When Stephanie Perkins sat down to write her first horror novel, There’s Someone Inside Your House, she looked somewhere very specific for inspiration: slasher movies. “I loved those movies as a teenager, and they had a huge influence on me,” she says. “There actually aren’t a ton of slashers in novel form, and I learned while trying to write one that there’s a pretty good reason for that: it’s a really visual and auditory medium.”

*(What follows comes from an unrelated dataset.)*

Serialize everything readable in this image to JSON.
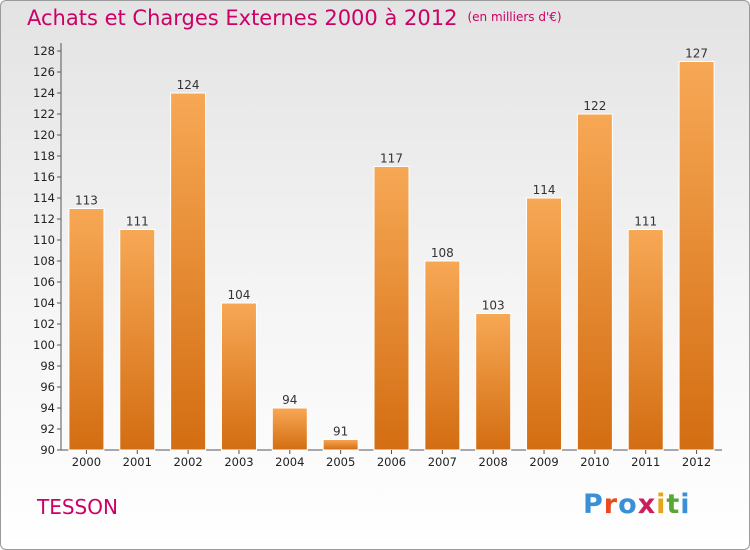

The book tells the story of a killer in a small Nebraska town who loves a gruesome murder and centers on high school student Makani, who recently moved from Hawaii for a fresh start after a tragic incident. The book has since been turned into a slasher movie itself, which debuted this month on Netflix. There’s Someone Inside Your House is part of a resurgence for the subgenre — earlier this year, Netflix turned a Fear Street trilogy into a summer movie event, and classic franchises like Scream and Halloween are making a comeback — and it’s a great example of how slashers are being updated for modern audiences.
First, the big question: just what is it that makes slashers in particular so enduring? The genre is best exemplified by iconic characters like Jason Vorhees and Michael Myers, who came into existence in the late ’70s and early ’80s and expanded to classics like Candyman and Child’s Play. For Perkins, what makes slashers work so well, and what has made them popular for so long, is that they’re the most approachable form of horror.
“There’s this catharsis and a space to explore dark ideas,” she explains. “One of the things that I personally get out of the slasher genre is that it typically comes with a good sense of humor, and there’s often a romantic element to it as well. Even if it’s your baseline ‘teen couple having sex.’ Those elements — the humor and the romance — they tend to provide a pretty good balance and make it a good entry point for people who maybe don’t consume a lot of horror. I really feel like slashers are horror-light, and they tend to have a broader audience because of that.”
Henry Gayden, the screenwriter for the film adaptation of There’s Someone Inside Your House, adds that “[t]he other component that makes them endure is the age range of the characters in them. Usually — not always — they’re teenagers. And I think that’s for a reason. The ones that really endure are usually somewhat coming of age stories.”
The trick to making a new one, he says, is finding a hook to set it apart from the many, many blood-soaked slashers from the last few decades. (As part of preparing to adapt the novel, Gayden says he watched 153 different slasher movies for research, from genre-defining titles to more obscure and forgotten fare.) In the case of There’s Someone Inside Your House, there are a few things the movie tries to do differently. One is pulled directly from the source material.
“What really made me want to write a slasher movie was the way Stephanie wrote the book,” he says. “Most slasher movies, with the exception of the big ones — Halloween, Scream — don’t really have memorable characters, don’t really care about emotional investment. What her book brought was that background into a genre that doesn’t usually have feelings.”
This, in turn, connected to the most fun part of the genre: the kills. Gayden was able to not only come up with inventive and gruesome ways for characters to die but also find ways for those deaths to connect to the hidden secrets that caused them to be targeted in the first place. (In an unsettling twist, the movie’s killer wears a 3D printed mask of the impending victim.)
“I wrote the first two set-pieces first because I wanted to figure out the tone and make them scary and funny if I could,” Gayden says of the process for coming up with kills. “I wanted to have something emotional in those two, which is why I brought this idea of not only are you killed by someone, but you’re going to be killed by someone who knows the one thing about you that you don’t want anyone else to know. And when you die, they’re going to tell the world about it. Not only that, they’re wearing your face.”
For the original novel, Perkins had a slightly different mandate for the deaths. “What’s the grossest way that I can do this? That’s what I was genuinely interested in,” she says. “For me, that was the most fun part. It’s like a cartoon level of violence; it’s not something we typically see in the real world. So as someone who watches lots and lots of horror, I really do get — as terrible as it might sound — really excited to see cool deaths.”
One of the great things about horror is how the core element — the scares — often stands the test of time. The classics persist because they still have the ability to frighten, even if they’re lacking in modern special effects. The slasher movie canon is filled with movies that are almost timeless in a strange, blood-soaked way. And Perkins has a theory for why that is.
“We’ve always been afraid of the same things,” she says. “And those are never going to go away. You’ll see things change in the genre, in terms of victimology or how we’re discussing the characters, but if you can scare someone 40 years ago, you can scare them with that same material now.”